The parish I attend now has never used any of the 1970s hymns. In the past several months, incorporated a lot of chant. It is badly done, in large part, I think, because people haven’t heard chant, and it’s not like modern singing. They seem to be getting better–or the cantor is singing louder. Can’t quite tell. Certainly, there’s lots of inertia among both young and old.
This is a pretty cold and sterile parish–no “Our Father” hand-holding, no touching during the Peace–benefits during flu season, certainly. Those who don’t go directly from the communion line to the parking lot have pretty much cleared out by the end of the recessional hymn. (I attend this parish largely because the priest is a good homilist and because it saves Raber the embarrassment of having to answer impertinent questions about why his wife doesn’t receive.)
It isn’t my place to judge what goes on in the hearts of my fellow worshipers, of course. My only question is whether “correct” or “better” or “more traditional” music really brings people together.
Jean:
I don’t believe that the purpose of the Holy Sacrifice of the Mass is to, as you put it, “bring people together”. I don’t believe Christ’s blood was shed for that; maybe I’m wrong. I go to publicly give God back a paltry crumb of the immense blessings he has given me. I just assume everyone else is doing the same, and within that collective act is contained an implied solidarity with my fellow parishioners. Of course, my mind wanders frequently, but hey, no one is perfect…
I thought we’d gone over this ground previously.
Strikes me that a lot of the divide comes from people’s taste.
If the hymns are the peoples part, and he who sings prays twice, then whatever helps folks sing and praise god best is what I think should happen, even if it’s not mostly to our taste.
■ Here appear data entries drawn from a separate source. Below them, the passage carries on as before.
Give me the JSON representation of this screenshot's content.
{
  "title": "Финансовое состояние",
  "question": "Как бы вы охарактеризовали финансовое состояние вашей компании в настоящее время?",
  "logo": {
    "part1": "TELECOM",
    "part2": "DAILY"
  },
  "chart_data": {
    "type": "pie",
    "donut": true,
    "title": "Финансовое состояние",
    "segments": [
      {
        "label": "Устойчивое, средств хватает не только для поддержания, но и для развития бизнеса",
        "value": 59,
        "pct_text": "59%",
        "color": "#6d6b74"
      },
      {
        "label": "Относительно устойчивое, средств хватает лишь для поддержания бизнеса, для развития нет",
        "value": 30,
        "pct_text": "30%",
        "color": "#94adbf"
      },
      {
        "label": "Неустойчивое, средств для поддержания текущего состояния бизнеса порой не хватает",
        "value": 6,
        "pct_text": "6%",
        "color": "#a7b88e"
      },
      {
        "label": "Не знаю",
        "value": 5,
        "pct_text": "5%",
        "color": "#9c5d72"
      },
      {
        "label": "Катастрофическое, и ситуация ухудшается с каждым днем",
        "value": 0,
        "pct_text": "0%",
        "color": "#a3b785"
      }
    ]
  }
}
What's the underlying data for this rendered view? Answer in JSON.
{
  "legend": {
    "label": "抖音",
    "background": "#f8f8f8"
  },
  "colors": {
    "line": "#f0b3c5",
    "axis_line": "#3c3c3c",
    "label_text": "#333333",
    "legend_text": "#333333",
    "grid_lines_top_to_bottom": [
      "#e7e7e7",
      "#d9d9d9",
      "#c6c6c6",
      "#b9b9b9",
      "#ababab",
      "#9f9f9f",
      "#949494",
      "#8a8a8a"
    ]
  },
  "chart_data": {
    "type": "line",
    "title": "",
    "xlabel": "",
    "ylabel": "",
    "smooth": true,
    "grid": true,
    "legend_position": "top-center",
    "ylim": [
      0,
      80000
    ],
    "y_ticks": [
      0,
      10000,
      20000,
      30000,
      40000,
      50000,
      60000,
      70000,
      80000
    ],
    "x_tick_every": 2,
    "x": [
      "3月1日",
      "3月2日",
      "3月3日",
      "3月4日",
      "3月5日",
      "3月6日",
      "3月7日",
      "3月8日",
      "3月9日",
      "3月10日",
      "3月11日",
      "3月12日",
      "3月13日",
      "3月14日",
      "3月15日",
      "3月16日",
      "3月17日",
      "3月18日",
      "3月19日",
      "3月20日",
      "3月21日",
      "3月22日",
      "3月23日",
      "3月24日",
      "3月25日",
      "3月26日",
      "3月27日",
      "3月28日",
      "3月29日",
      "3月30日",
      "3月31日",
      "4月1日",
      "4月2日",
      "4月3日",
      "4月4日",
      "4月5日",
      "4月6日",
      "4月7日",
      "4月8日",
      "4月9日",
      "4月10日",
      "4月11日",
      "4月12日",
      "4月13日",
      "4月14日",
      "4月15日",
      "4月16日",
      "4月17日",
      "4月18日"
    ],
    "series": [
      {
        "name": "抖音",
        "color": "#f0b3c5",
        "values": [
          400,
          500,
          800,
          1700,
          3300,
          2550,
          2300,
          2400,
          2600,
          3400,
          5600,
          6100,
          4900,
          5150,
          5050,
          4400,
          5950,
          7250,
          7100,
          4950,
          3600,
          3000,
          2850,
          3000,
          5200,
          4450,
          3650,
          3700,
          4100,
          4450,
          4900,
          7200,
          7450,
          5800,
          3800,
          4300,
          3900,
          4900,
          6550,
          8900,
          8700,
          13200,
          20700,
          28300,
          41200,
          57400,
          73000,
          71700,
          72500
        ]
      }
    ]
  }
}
Bob, I don’t think I said that the purpose of Mass was to bring people together, though perhaps I ought to have been clearer and said that the purpose of the music is to enhance worship.
And the musical selections in the church I attend and those I visit–chant, hootenanny, or something in between–doesn’t seem to make much of a difference. Catholics don’t sing much, though, where there is a choir, they do seem to enjoy hearing the music.
Cheers.
Mr. Schwartz:
I think the purpose of the Holy Sacrifice of the Mass is precisely to bring people together. That was also the view of St. Thomas Aquinas who said that the final purpose of the Mass was the unity of the Body of Christ that is the Church. As for Christ, the Epistle to the Ephesians, 2:11-22, says that this was God’s purpose for him was precisely to bring Jew and Gentile together, by his blood, on the cross. Henri de Lubac in his book “Catholicism” sets out the whole drama of salvation as the splintering of the original unity of the human race by sin and its restoration in Christ, the Church now being an anticipation of the Kingdom in which people from every land, nation, and tongue will be brought together to the everlasting praise and glory of God. De Lubac set this out in distinction to a view of the Mass that saw it as so many individuals each doing his thing, with any solidarity with others only implied.
Whether music is in theory or in fact an instrument of such unity is a further question.
As a Freshman college seminary student in 1965, I remember that song joyfully ringing through our chapel. Over the years we surely mocked it some, but it still holds a special place with me — along with Tantum ergo, O salutaris, Hail Holy Queen, Pange Lingua, and Holy God… that entire odd mix that characterized those early post-conciliar years. i give Rap Repp a lot of credit really for even these these less than classic hymns. Although I surely yet appreciate the corpus of the St. Louis Jesuits, I wish my ‘tweens had some music that resonated for them. Nothing out there right now really does — even with a great folk group and a decent choir… maybe it’s just me… I could use some old chant, but that’s nostalgia more than reverence….
“Whether music is in theory or in fact an instrument of such unity is a further question.”
In theory? YES! In fact? Maybe occasionally on Christmas Eve.